La giuggiola
Nell’alimentazione del podista, non può mancare l’insostituibile componente della frutta, nelle sue diverse possibilità e, soprattutto, varietà (altrimenti detta “frutta di stagione”). Essa contiene quei sali minerali, quegli zuccheri, quell’acqua e quelle fibre che la rendono veramente irrinunciabile nella dieta dello sportivo avvezzo a praticare sport di resistenza.
Eppure, a nostro parere del tutto personale, la giuggiola è poco contemplata dai podisti e, perciò, anche poco conosciuta. Forse, è meglio noto il detto “stare in un brodo di giuggiole”, per significare una piacevole disposizione d’animo. La stessa parola “brodo” induce nell’errore, perché di solito l’alimento cardine di un brodo, cioè di una minestra, è un ortaggio, non una frutta. Ed allora, accingiamoci a conoscere un po’ meglio la giuggiola.

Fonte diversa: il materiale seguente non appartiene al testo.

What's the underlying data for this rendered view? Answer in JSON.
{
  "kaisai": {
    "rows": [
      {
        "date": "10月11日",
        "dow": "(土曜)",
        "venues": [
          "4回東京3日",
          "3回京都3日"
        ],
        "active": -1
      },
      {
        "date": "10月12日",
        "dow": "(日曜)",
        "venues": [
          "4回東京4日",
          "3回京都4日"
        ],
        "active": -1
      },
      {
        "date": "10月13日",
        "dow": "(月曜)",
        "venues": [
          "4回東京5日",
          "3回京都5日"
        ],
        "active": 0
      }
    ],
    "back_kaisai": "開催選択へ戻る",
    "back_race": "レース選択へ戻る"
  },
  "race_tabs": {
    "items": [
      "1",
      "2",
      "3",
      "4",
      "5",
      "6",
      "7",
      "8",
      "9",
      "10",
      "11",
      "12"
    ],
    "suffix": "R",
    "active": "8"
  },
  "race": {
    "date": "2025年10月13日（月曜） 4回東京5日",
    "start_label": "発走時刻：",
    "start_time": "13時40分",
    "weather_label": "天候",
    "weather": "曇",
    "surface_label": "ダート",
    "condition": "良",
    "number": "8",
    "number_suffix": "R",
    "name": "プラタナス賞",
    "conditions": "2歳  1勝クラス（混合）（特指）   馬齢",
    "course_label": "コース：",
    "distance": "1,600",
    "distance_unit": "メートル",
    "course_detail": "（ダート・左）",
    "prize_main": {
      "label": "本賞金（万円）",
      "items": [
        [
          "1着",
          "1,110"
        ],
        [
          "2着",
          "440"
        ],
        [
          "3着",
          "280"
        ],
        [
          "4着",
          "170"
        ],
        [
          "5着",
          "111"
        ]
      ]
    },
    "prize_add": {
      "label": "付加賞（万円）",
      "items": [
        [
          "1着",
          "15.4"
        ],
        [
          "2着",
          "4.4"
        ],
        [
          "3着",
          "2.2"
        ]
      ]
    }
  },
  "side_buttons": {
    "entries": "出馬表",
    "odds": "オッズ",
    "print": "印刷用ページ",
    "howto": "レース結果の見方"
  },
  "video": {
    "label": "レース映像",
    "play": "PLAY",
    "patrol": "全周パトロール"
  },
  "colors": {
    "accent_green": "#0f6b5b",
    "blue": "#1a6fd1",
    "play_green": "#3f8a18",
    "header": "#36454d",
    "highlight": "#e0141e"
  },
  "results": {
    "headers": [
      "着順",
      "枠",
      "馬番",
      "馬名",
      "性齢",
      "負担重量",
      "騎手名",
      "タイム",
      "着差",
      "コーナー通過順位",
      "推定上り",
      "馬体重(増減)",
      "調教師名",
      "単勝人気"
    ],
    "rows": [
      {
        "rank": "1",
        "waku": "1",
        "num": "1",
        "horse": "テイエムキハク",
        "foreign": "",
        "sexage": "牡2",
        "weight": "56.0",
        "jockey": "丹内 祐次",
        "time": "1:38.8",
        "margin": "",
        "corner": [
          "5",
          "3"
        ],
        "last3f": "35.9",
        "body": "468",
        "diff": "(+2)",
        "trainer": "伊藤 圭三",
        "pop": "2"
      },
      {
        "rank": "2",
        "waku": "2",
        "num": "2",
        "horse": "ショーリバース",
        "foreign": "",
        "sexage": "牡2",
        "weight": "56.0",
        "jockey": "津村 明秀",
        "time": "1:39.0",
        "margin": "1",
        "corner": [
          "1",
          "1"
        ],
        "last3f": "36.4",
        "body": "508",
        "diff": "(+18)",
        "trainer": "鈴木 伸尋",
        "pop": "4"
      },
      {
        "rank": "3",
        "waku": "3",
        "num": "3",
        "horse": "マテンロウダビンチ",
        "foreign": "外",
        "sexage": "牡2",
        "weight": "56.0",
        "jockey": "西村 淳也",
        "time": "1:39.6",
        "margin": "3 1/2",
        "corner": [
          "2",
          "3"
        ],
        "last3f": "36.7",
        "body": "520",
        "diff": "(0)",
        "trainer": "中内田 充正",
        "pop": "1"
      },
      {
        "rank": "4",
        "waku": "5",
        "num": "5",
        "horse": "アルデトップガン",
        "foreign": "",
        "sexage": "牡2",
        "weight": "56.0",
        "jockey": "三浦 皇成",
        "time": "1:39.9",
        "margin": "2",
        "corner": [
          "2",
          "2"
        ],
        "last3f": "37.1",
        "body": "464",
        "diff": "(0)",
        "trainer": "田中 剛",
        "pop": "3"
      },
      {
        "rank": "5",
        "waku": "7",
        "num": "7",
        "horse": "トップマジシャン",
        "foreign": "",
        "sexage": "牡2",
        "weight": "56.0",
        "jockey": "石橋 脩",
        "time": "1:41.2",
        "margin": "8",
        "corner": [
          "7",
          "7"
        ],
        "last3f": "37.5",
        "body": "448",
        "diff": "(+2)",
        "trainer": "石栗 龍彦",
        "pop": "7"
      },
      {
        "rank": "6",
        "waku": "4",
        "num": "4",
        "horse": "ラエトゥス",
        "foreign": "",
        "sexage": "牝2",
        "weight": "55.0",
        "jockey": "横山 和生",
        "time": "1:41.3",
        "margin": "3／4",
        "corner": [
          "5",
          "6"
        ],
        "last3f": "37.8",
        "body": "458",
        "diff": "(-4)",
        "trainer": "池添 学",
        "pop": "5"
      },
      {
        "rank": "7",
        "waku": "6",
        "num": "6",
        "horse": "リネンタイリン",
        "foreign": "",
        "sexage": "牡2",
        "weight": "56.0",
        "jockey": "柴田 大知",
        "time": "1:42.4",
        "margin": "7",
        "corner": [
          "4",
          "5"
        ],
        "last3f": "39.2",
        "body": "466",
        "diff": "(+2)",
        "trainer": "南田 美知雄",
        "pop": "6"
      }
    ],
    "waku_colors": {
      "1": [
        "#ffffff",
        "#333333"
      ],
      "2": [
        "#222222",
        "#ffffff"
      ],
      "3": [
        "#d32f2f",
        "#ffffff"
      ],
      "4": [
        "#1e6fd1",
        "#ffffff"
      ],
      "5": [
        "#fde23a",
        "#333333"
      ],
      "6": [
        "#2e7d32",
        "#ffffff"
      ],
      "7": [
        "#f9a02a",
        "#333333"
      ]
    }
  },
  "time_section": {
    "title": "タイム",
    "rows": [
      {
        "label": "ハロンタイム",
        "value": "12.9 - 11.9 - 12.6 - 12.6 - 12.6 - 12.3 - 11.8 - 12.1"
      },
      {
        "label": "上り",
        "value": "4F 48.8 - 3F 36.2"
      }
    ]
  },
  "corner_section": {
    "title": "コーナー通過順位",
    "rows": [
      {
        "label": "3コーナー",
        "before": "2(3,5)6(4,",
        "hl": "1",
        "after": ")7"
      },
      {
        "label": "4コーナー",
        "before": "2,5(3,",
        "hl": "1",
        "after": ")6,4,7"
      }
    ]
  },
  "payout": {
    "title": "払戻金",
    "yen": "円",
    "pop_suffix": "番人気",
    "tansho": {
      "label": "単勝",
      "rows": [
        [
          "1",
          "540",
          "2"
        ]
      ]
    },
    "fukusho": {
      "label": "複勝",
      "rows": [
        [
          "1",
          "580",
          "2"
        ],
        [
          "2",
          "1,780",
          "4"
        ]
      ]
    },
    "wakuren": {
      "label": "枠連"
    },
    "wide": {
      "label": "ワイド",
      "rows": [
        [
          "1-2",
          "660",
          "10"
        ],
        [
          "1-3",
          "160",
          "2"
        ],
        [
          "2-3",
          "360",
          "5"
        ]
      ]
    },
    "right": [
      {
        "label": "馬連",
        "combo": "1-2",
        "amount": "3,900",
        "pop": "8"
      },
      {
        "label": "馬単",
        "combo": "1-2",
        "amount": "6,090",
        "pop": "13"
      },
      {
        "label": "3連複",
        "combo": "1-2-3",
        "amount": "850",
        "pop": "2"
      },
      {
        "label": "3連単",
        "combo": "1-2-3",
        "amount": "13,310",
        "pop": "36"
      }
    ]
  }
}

Il giuggiolo è una pianta a foglie decidue (che cadono) della famiglia delle rhamnaceae, utilizzato spesso come pianta ornamentale, per il suo aspetto decorativo. Quasi certamente, il giuggiolo è originario dell’Africa settentrionale e venne importato in Italia dagli antichi romani quando questi occuparono la vasta zona continentale al termine delle guerre puniche (220 a. C.). L’albero può arrivare anche ad un’altezza di 12 metri, ma l’eventualità è alquanto rara, a causa di piccoli brachiplasti, per cui è facile trovarne esemplari relativamente bassi. I rami sono abbastanza contorti, con una corteggia alquanto corrugata e, inoltre, sono ricoperti da spine. I fiori che il giaggiolo produce sono di piccole dimensioni, di un colore bianco verdastro. I frutti che ne derivano sono grandi come delle olive ed hanno bucce dal colore oscillante tra il rosso e il bruno, con polpa giallastra. Chi mangia il frutto del giuggiolo, percepisce immediatamente il caratteristico sapore dolce, perché esso contiene zizifina, una sostanza tipica contenuta nelle sue foglie. La sua maturazione avviene alla fine dell’estate, verso il mese di ottobre.
La giuggiola, se viene colta quando non è ancora del tutto matura, è di colore verde, con sapore simile a quello della mela. Se invece la si coglie quando è proprio matura, il colore si scurisce e il sapore sembra essere quello di un dattero. Ecco perché la giuggiola è anche chiamata “dattero cinese”. Non… spaventi questo aggettivo…, “cinese”: si chiama così, poiché il giaggiolo cresce spontaneo in Asia!
Le giuggiole si consumano sia fresche che cotte. Meglio mangiarle quando sono leggermente raggrinzite a causa dell’incrementato contenuto zuccherino. Esse, come quasi tutte le frutte (se non proprio tutte…) possono essere lavorate per preparare confetture e sciroppi. Questi ultimi hanno un blando potere lassativo e contengono, in quanto sciroppo, anche alcol. Anzi, a proposito di questa loro proprietà, c’è una teoria che vorrebbe la giuggiola come quel frutto che rese l’oblìo ai compagni di Ulisse (Odissea, libro IX) quando questi approdarono nell’isola dei lotofagi. Non a caso, come abbiamo ricordato, la giuggiola è di provenienza nord africana.
Quindi, non ci resta che aspettare la fine dell’estate (ottobre), per assaporare con una rinnovata curiosità il frutto della giuggiola. Nell’attesa, ci consoleremo con le confetture, mentre gli sciroppi, per il loro contenuto alcolico, lo… lasceremo ai sedentari!